Using the File Roster

The File Roster allows you to easily manage the list of devices through an SLS file - that being any combination of the available Roster modules: Jinja+YAML, YAML, JSON, pure Python, JSON5, HJSON, etc.

By default, the Roster file is /etc/salt/roster, but you can have a different path by configuring roster_file (or --roster-file on the command line) to point to an alternative absolute path, e.g.,

/etc/salt/master

roster: file
roster_file: /path/to/roster/file

For starters, let’s consider the following simple Roster SLS file:

/etc/salt/roster

device1: {}
device2: {}

To check that everything is properly configured, you can execute:

$ salt-sproxy \* --preview-target
- device1
- device2

As always, you’ll need to provide the connection credentials, in the Pillar. That is, you can have a structure as the following Pillar top file:

/srv/pillar/top.sls

base:
  '*':
    - proxy

And the connection credentials - example using NAPALM:

/srv/pillar/proxy.sls

proxy:
  proxytype: napalm
  driver: junos
  hostname: {{ opts.id }}.example.com
  password: superS3kure

With this configuration, device1 will try to connect to device1.example.com, and device2 to device2.example.com, respectively, using the NAPALM Junos driver.

If you want more specific connection options per device, you can manage that in the Roster SLS file (under each device you can specify any connection argument to override the details from the proxy Pillar), e.g.,

/etc/salt/roster

device1:
  driver: eos
  hostname: different-hostname-for-device1.example.com
device2:
  password: m0reS3kure

Using the previous example, device1 will connect to different-hostname-for-device1.example.com using the NAPALM EOS driver for Arista, while device2 uses a different password.

In a similar way, you can provide static Grains per device, under the grains key, e.g.,

/etc/salt/roster:

device1:
  grains:
    site: site1
device2:
  grains:
    site: site2

If you prefer to manage a JSON structure instead:

/etc/salt/roster:

{
  "device1": {
    "grains": {
      "site": "site1"
    }
  },
  "device2": {
    "grains": {
      "site": "site2"
    }
  }
}

With that clarified, let’s make the Roster SLS file more dynamic, and instead of managing the list of devices manually, have it auto-generated:

/etc/salt/roster:

{%- for i in range(50) %}
device{{ i }}:
  grains:
    site: site{{ i }}
{%- endfor %}

The example above provides a list of 50 devices.
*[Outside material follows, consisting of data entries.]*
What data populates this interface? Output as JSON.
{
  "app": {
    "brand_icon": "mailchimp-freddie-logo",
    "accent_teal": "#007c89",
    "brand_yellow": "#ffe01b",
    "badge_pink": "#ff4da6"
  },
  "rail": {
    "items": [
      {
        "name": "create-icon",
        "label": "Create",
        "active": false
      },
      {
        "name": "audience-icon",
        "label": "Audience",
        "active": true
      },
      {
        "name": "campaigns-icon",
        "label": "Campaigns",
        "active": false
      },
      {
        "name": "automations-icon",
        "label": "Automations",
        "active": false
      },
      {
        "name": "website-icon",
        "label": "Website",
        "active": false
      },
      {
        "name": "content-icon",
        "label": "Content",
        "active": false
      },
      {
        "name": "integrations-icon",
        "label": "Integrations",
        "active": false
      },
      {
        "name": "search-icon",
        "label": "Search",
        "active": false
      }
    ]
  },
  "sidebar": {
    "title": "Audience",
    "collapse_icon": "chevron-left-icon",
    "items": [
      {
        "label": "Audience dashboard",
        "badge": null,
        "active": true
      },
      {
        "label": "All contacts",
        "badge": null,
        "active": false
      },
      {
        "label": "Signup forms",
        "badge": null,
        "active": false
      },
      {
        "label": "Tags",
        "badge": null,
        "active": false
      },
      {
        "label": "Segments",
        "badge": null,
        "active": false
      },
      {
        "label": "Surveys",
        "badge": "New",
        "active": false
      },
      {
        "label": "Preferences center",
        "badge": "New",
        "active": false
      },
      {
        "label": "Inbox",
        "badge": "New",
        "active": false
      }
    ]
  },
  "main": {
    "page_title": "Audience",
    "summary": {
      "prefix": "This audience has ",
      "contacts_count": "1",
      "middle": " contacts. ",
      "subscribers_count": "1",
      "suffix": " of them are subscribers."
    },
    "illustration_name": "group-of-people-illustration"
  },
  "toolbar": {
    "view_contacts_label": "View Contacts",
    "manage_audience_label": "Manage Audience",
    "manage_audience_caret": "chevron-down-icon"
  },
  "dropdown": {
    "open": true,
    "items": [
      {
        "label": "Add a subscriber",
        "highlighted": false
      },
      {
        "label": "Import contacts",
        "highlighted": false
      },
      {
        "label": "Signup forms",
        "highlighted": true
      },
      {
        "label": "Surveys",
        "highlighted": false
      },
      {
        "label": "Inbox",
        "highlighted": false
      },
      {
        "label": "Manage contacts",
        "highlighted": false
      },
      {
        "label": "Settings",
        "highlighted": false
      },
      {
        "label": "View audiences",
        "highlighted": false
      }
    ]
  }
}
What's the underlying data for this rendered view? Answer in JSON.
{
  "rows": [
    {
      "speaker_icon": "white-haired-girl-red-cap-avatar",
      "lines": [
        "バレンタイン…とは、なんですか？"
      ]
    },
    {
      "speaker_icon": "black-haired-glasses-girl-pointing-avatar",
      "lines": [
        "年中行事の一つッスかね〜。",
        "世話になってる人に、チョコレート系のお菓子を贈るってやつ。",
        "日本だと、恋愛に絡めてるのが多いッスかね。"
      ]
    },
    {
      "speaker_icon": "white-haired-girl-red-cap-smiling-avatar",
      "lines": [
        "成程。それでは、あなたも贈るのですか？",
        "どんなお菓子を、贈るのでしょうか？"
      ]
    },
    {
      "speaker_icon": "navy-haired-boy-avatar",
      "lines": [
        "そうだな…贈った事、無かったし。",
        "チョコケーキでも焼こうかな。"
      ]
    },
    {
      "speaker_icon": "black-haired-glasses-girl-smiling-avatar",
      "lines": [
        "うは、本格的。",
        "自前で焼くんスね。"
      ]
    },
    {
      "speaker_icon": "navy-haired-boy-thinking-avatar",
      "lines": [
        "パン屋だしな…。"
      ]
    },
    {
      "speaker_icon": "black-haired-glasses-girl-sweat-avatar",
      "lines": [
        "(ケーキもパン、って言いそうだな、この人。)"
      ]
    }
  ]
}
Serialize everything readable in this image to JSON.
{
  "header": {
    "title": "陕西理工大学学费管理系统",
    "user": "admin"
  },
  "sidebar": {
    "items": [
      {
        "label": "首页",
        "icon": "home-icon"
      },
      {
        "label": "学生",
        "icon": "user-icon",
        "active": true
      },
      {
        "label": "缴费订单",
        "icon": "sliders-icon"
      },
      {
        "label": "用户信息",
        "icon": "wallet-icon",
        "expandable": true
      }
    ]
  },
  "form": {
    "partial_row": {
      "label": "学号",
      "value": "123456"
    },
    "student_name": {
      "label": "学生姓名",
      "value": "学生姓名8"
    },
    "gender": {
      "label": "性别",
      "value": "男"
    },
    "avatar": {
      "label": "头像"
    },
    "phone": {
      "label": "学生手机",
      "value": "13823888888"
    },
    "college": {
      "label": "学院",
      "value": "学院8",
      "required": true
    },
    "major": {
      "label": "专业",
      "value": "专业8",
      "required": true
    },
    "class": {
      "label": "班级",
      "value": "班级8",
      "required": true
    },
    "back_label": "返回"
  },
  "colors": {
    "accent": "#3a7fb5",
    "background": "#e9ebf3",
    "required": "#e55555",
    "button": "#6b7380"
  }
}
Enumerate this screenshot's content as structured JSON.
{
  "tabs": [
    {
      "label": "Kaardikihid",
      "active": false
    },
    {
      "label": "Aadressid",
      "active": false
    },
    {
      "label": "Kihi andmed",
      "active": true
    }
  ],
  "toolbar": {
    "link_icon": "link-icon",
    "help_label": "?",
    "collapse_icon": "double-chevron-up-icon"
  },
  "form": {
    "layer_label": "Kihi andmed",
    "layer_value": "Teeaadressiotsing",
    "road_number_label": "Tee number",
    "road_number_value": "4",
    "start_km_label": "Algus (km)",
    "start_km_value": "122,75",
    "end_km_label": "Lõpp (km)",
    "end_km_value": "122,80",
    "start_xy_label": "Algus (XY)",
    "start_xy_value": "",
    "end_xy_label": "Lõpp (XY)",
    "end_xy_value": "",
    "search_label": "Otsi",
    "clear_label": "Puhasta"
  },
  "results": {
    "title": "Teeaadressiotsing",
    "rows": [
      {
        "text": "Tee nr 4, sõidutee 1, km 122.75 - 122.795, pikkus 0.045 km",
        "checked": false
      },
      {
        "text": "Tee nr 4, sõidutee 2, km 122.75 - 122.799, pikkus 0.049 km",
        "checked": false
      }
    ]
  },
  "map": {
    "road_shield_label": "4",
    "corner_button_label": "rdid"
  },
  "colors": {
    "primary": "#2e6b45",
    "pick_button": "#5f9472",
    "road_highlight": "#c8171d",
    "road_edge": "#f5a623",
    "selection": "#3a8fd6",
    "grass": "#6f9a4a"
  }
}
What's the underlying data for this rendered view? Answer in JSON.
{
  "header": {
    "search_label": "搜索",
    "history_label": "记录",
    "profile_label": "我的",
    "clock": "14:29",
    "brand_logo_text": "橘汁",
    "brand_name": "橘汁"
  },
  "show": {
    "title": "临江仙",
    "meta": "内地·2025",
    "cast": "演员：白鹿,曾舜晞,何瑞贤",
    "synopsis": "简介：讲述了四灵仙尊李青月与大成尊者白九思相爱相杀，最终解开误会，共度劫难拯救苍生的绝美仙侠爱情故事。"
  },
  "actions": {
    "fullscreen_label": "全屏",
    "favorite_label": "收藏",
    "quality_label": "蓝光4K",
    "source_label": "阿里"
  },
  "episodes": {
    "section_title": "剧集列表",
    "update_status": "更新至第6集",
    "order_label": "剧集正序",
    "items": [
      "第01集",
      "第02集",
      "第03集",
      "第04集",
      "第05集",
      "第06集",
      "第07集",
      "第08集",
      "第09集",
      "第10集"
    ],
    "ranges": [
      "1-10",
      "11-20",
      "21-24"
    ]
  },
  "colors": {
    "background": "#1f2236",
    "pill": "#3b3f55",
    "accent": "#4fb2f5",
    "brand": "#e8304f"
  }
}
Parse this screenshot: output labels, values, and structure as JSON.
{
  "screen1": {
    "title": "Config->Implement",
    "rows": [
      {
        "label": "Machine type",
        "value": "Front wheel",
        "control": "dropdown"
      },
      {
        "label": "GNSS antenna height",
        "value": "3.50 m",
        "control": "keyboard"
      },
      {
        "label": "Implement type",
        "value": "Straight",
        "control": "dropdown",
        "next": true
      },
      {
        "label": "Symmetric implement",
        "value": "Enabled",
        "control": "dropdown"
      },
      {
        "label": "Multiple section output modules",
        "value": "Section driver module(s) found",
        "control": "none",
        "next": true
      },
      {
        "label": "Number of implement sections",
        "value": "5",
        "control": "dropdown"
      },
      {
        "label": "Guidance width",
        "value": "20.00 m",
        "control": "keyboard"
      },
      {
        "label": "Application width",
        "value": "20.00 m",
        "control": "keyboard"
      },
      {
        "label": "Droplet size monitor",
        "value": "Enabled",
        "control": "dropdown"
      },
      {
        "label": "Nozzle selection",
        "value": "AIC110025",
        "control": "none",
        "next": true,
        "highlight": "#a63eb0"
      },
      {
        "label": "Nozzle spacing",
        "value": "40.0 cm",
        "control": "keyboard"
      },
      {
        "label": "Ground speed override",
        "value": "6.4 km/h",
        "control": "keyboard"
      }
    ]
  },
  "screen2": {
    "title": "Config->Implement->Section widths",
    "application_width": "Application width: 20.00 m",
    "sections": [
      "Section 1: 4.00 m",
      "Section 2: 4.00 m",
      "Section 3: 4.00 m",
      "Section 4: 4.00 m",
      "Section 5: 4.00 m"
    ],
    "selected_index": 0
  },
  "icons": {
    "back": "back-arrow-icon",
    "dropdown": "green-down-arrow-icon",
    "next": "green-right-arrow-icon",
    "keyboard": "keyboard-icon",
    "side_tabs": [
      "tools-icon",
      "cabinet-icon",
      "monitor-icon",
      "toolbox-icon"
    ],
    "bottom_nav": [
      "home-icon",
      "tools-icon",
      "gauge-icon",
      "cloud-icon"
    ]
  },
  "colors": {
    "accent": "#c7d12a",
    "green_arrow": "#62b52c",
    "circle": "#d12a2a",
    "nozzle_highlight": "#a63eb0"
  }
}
Although probably too simplistic for real-world usage, it may be sufficient to exemplify the use-case.

Remember that being interpreted as an SLS, you can also invoke Salt functions, using the __salt__ global variable. For example, to retrieve and build the list of devices dynamically using an HTTP query, you can do, e.g.,

{%- set ret = __salt__.http.query('https://netbox.live/api/dcim/devices/', decode=true) %}
{%- for device in ret.dict.results %}
{{ device.name }}:
  grains:
    site: {{ device.site.slug }}
{%- endfor %}

Ultimately, for higher complexity, consider using the pure Python Renderer whenever you need to put more business logic in selecting the devices you need to manage.